On Tuesday 2.10.18, the Government released a discussion paper seeking views on options to strengthen the integrity of the corporate tax system, in the age of the digital economy.

The Treasurer also noted (in his media release):

  • the Government is concerned that some very profitable, highly digitalised companies pay very little tax in the countries in which they do business [read: Google and Facebook]
  • the G20 and the Organisation for Economic Co-operation and Development (OECD), to develop sustainable, multilateral responses to address the challenges to our tax systems arising from digitalisation. Member nations are, also, proposing some short term ‘sales tax’ style taxes, as an interim measure, such as the 3% EU proposal. (See related Tax Technical EU article and Global Review).
  • Australia has already taken steps to ensure that GST applies to some on-line/digital supplies, into Australia – with the amendments to apply to low-cost imports and digital products.
  • Further to this, Australia will host the fifth meeting of the OECD Global Forum on Value Added Taxes in March 2019. This will showcase our GST reforms (mentioned above).
  • This is in addition to many amendments to protect the direct tax base from multinational transactions (including the Multinational Anti-Avoidance Law, Diverted Profits Tax, Country by Country Reporting, signing the Multilateral Instrument Convention and reinforcing our transfer pricing laws).

The Discussion Paper on taxing the digital/digitised economy

1. Digitalisation of the economy

The paper discusses what ‘digital’ services are and their reach into Australian life.

It repeats the OECD three factors common to digital businesses.

  • Cross-jurisdictional scale without mass: Digitalisation has allowed businesses in many sectors to locate various stages of their production processes in different countries and access customers around the globe. Digitalisation also allows some highly digitalised enterprises to play a significant economic role in a country without any, or only limited, physical presence.
  • Reliance on intangible assets: Digitalised businesses are often characterised by investment in intangible assets, including brand names, patented inventions, trade secrets and algorithms.
  • Data, user participation and network effects: Data, user participation, network effects and user- generated content are commonly observed in the business models of more highly digitalised businesses. Search engines and social media businesses rely heavily on gathering data aboutusers’ preferences in order to sell highly targeted advertising services to businesses. Networkeffects occur when the usefulness of a service grows exponentially with the number of users.

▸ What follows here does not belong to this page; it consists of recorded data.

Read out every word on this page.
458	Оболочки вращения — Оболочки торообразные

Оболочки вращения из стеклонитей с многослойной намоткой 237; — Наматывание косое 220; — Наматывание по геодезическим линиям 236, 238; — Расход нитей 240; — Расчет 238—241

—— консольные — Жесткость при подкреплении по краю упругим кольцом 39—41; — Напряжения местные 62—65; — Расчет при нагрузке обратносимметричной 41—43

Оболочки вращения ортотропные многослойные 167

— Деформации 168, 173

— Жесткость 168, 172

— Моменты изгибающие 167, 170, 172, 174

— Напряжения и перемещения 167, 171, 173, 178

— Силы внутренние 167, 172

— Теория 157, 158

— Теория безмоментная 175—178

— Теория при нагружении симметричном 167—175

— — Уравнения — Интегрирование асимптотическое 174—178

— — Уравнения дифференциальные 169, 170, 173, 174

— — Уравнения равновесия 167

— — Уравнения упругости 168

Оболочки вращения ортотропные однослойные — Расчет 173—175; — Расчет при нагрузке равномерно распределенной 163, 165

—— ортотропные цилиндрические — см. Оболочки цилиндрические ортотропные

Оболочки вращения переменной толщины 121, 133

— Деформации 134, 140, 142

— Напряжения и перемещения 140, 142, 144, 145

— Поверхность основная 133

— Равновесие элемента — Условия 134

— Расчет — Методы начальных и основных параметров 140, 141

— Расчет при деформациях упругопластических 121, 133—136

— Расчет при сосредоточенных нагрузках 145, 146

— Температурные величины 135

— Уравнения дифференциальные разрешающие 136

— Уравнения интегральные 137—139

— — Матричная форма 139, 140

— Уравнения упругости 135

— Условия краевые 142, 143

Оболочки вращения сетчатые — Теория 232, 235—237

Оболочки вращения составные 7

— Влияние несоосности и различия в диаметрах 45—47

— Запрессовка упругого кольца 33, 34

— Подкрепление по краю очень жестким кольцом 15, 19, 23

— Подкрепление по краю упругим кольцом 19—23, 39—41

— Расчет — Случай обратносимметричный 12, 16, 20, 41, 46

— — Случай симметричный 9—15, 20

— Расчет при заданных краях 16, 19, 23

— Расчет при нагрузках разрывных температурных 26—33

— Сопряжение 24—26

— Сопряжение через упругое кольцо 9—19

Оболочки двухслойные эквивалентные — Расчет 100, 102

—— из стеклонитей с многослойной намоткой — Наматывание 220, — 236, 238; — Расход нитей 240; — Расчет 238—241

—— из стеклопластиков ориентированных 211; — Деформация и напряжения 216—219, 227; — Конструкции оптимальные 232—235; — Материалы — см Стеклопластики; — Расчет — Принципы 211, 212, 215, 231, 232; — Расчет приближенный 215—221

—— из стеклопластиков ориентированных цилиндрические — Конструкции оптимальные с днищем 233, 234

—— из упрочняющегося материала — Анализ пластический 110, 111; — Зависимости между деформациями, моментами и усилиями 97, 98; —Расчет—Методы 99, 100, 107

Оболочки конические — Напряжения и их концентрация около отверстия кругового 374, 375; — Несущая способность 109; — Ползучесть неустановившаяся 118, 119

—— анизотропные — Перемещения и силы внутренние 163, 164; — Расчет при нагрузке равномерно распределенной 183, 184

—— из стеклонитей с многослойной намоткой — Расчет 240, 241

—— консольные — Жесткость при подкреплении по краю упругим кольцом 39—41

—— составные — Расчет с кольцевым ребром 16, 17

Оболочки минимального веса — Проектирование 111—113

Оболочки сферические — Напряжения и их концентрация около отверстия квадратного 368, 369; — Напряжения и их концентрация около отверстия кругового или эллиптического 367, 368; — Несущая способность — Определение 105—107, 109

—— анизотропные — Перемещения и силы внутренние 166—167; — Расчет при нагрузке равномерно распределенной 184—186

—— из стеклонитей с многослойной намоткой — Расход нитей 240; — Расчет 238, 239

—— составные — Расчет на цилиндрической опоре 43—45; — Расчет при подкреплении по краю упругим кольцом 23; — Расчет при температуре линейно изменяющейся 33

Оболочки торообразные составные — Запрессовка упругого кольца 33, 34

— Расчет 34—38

2. The corporate tax framework

The paper notes that a tax system must have rules as to whether income earned by a company should be taxed in Australia (or somewhere else or no-where – which we can’t control. I recites the well know rules about: source; residency; permanent establishments and double tax agreements; transfer pricing rules;  and withholding tax regimes for payments of dividends, interest and royalties, to non-residents; thin capitalisation; and anti-avoidance rules such as the MAAL and Diverted Profits Tax.

The paper also traverses the basis on which GST or VAT style taxes apply, which is to broadly tax at the point of consumption, avoiding (largely, but not entirely) the problems associated with taxing income from digitalised businesses.

The problem with taxing digitalised businesses is that they can (and typically do) have the ability to access a market via technological means without necessarily having a physical presence or a significant number of employees in that market – generating its income through things like ‘algorithms’ which might not even be property and might not even have a place where they are situated. All of this can result in a business having a significant economic presence in Australia, whilst paying only a small amount of tax here (or no tax).

Digital disruption might seem to attack Australia’s business base and thus the taxes that can be levied, but this is an overly static view. Airbnb, for instance, has lead to much more accommodation being on the market. Likewise, Uber has resulted in many more cars being hired by passengers for short trips.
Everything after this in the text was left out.